The cross-breed turns out to be an out of control menace of a dog, so much so that Sarah McLachlan comically takes pity on them in a parody of her ASPCA commercials, known for making viewers want to change the channel. The ad then leads into a more traditional car commercial with the phrase “compromise scares us too,” suggesting that by buying their vehicle, consumers won’t have to compromise on what they want…or adopt a Doberhuahua.
While we may appreciate the takeaway from traditional car commercials, this one may be a risk. Unlike regular ads, the commercial did not discuss any of the brand’s features, awards, or how it stacks up to the competition. In fact, the brand is not mentioned at all until the end of the commercial. However, though the brand is not discussed in depth, the commercial is effective in keeping the viewer engaged by creating a storyline, and causing them to wonder which brand is advertising.

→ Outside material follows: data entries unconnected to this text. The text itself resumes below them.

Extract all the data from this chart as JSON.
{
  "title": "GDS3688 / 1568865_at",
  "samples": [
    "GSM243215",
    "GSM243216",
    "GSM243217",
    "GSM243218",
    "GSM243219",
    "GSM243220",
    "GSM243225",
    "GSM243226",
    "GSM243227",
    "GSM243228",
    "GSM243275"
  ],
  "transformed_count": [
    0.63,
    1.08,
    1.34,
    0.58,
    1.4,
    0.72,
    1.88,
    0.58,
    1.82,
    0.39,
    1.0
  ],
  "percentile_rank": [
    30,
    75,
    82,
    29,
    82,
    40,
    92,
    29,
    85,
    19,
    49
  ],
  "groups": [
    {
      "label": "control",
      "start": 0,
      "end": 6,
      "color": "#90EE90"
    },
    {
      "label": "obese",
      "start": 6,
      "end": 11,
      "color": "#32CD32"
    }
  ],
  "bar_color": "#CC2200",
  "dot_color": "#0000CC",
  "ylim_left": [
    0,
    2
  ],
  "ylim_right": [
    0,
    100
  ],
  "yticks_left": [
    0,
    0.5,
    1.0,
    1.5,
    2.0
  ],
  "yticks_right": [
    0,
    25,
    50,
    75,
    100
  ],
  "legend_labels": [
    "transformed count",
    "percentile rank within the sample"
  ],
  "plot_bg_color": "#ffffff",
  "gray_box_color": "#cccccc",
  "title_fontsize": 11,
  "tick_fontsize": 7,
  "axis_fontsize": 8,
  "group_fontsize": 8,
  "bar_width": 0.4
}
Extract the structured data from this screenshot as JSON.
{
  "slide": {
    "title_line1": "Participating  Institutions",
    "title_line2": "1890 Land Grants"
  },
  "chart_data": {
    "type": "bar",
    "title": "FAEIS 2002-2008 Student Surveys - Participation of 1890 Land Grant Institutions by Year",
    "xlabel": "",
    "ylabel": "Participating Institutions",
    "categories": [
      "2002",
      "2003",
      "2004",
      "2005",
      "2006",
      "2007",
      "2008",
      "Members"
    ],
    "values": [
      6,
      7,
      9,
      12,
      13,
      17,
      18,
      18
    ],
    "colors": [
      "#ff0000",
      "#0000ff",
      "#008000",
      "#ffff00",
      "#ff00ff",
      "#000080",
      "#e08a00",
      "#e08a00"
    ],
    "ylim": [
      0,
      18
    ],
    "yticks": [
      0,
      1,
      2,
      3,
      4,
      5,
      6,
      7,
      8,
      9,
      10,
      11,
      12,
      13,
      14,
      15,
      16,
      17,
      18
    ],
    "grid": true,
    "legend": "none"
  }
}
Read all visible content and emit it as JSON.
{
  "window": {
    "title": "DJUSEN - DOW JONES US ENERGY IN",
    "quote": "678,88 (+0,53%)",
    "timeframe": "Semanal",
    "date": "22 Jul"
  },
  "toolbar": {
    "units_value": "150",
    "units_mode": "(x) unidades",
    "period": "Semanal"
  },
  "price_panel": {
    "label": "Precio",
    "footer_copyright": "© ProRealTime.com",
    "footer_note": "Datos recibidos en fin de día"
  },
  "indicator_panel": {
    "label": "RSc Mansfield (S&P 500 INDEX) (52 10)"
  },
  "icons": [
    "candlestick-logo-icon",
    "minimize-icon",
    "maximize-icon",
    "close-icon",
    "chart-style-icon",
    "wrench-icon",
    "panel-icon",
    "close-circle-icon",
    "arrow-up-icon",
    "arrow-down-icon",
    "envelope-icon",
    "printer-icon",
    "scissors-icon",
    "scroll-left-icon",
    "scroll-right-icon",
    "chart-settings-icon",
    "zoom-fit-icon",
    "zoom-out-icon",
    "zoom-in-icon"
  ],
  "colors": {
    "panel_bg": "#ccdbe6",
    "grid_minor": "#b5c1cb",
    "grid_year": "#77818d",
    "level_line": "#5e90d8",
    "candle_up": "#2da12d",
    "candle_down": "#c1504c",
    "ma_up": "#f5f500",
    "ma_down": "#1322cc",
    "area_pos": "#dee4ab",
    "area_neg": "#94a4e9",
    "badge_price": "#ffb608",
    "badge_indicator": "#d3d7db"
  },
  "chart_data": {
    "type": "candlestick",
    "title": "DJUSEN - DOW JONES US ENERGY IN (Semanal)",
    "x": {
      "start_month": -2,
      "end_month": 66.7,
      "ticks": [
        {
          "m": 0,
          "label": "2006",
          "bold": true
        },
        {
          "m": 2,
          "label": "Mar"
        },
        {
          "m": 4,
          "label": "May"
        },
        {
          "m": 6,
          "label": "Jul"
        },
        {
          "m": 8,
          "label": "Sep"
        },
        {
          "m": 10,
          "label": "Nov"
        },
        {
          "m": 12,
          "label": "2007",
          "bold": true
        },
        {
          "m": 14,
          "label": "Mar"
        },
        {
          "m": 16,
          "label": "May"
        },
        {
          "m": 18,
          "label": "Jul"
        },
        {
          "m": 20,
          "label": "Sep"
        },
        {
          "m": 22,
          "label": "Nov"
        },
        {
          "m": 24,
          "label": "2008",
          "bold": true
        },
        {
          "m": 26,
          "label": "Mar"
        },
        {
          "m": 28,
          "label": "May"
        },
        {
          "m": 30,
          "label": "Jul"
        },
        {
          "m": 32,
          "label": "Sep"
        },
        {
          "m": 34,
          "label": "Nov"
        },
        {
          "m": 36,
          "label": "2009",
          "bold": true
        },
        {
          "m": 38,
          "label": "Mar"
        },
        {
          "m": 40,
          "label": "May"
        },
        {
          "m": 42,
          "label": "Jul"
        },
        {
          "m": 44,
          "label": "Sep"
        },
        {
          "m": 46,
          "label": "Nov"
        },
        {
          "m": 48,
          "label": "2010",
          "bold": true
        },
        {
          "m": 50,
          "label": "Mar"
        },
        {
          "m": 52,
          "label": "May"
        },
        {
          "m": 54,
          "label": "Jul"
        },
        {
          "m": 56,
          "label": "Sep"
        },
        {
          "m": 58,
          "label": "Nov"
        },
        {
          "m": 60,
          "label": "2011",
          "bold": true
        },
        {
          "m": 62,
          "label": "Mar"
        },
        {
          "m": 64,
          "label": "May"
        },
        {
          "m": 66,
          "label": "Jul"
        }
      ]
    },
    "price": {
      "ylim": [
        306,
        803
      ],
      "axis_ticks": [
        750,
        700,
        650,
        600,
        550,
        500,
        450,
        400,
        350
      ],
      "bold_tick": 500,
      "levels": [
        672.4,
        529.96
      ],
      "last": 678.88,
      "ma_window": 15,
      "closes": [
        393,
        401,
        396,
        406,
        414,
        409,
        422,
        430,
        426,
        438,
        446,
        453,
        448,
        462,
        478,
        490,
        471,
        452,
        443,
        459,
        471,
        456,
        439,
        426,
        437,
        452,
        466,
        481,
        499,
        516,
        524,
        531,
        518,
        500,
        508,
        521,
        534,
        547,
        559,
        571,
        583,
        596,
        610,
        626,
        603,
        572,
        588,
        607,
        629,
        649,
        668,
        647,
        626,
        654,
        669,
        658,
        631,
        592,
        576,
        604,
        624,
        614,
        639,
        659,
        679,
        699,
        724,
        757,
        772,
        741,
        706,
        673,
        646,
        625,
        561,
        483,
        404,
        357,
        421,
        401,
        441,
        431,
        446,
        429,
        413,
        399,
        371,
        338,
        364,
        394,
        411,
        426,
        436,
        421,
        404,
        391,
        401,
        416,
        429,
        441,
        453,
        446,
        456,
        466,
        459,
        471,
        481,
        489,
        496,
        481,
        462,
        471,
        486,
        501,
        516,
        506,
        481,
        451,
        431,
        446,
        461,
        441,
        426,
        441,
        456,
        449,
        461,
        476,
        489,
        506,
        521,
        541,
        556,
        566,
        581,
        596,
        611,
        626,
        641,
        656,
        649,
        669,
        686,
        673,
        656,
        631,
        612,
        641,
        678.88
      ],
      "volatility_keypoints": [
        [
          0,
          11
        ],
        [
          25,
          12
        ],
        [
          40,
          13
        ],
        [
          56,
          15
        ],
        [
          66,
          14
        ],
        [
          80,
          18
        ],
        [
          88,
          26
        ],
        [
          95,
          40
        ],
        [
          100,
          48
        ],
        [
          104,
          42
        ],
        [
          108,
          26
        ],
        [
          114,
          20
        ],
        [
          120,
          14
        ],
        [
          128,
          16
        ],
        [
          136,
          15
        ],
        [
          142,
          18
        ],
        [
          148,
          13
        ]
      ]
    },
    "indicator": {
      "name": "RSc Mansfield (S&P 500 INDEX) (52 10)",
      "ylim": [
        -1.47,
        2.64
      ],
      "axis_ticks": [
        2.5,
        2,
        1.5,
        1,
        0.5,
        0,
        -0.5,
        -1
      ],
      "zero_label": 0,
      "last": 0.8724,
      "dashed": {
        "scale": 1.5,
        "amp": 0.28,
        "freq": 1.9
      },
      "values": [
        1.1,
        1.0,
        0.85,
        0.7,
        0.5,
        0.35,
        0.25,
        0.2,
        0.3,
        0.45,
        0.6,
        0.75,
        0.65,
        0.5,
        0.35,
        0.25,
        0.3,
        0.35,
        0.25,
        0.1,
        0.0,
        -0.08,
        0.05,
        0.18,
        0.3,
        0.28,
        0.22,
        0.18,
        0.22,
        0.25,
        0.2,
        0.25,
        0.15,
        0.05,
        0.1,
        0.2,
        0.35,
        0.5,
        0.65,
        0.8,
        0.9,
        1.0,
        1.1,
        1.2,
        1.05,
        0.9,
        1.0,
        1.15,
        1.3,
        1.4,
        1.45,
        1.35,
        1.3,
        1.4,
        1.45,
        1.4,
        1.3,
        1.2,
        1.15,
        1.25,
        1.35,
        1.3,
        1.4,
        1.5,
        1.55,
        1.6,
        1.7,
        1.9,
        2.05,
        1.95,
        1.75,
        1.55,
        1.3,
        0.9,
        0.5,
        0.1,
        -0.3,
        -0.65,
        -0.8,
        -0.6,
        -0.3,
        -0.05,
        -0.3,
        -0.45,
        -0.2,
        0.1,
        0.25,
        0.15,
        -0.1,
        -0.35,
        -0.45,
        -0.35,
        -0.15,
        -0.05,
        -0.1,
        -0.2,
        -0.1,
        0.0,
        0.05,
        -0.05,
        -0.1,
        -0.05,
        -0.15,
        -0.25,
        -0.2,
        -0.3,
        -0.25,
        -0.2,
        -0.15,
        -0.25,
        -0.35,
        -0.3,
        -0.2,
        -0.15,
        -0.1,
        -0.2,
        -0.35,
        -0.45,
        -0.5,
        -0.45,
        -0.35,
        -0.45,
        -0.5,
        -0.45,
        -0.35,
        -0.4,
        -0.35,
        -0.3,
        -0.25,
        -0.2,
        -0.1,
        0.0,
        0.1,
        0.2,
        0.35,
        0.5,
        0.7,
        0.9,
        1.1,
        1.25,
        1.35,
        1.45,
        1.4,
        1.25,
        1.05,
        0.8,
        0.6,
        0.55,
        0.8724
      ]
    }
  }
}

So while the brand itself will get attention for the ad, the real question is whether they will be able to get their message across. They managed to communicate it in a new and comical way, but did this take away from the brand itself, and will this ad make people look at Audi as an option when buying a new car? Maybe so; at the very least the commercial was certainly entertaining.
This ad serves as a great example of connecting audiences through telling a story. It keeps the viewer engaged, and people will likely appreciate a comical parody of a rather depressing PSA. While the financial result of the commercial may be a question mark, I can certainly appreciate a new take on traditional car advertising.